Sophie had always believed her mother stopped visiting Papa and Anya’s grave because Johanna had married again and wanted to forget her first husband. But it hadn’t been that at all. She could not bear to remember Anya, or her own weakness in letting her child be taken away. What Don Gowrie did had destroyed their family, not the death of Pavel Narodni. When her mother married again, started a new family and deliberately turned her back on her dead first husband, her dead first child, Sophie had felt that her mother had turned her back on her, too, because she was a reminder of the wrecked family her mother wanted to forget.
If Don Gowrie had stolen Anya out of love for his wife, Sophie might forgive him, but she couldn’t forget that Don Gowrie’s whole future lay in having an heir to the Ramsey fortune. He had to have a child, a living child; and it obviously hadn’t bothered him at all to walk away from his dead child and let her be buried in a foreign country, under a stranger’s name. She did not believe he loved his wife, and he certainly had not, could not, have loved his child.
‘All you thought about was yourself!’ she threw at him, and he heard the contempt in her voice and went red then white.
‘Don’t judge me! You weren’t there. Elly wouldn’t let go of the child, she screamed and fought when I tried to take it away from her.

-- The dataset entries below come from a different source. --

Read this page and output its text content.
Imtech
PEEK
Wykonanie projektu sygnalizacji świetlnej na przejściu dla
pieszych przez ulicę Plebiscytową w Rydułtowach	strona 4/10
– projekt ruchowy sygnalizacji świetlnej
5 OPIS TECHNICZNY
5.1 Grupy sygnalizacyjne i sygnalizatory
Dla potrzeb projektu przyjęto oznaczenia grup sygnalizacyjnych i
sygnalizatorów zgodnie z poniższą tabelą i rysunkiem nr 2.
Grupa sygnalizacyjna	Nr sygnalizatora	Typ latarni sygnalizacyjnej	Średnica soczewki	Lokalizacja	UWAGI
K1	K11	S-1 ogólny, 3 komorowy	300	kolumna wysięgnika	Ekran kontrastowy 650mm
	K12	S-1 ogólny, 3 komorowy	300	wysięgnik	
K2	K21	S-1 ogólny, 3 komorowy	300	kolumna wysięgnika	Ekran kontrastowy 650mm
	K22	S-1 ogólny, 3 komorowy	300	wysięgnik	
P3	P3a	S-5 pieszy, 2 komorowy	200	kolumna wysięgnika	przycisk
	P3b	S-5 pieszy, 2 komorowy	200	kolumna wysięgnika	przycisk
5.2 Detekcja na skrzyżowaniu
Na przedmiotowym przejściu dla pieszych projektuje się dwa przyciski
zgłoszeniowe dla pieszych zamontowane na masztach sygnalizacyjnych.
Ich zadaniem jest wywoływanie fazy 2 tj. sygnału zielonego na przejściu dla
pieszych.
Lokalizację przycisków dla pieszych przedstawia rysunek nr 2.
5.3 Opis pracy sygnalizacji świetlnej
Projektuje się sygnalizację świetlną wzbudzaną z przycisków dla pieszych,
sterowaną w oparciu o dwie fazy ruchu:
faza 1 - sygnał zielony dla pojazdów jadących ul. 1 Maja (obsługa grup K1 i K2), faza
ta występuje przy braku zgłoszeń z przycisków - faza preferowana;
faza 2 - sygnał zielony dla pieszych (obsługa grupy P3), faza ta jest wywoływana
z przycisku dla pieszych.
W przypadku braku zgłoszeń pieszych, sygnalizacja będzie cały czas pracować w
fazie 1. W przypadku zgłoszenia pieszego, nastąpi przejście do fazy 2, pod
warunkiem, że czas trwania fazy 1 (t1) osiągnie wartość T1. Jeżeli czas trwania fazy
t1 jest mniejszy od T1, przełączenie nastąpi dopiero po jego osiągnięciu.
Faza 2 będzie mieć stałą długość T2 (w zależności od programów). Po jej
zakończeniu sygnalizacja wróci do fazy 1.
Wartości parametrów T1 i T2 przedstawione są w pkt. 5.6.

I was terrified she was mad. Then your mother got the news that your father had been killed, and she collapsed, too. She begged me for help, I think she had some idea of going to America with us, but of course the Russians would never have let her leave. But she was desperate . . . that was when I thought of swapping the children.’
‘You talk as if they were toys,’ Sophie muttered, looking at him with dislike. ‘How could you do that to a woman who had just lost her husband?’
‘I was doing her a favour, I was taking your sister to a life of luxury, where she would never want for anything, would be loved and cared for, and would grow up in freedom. Whatever your mother says now, she knows our bargain wasn’t one-sided.’
‘You pushed her into making a snap decision when she was in shock!’
‘She wanted her child to have a better life than she could give it. I looked after her, and you – when you arrived. Your lives would have been very different if I had not helped you both.’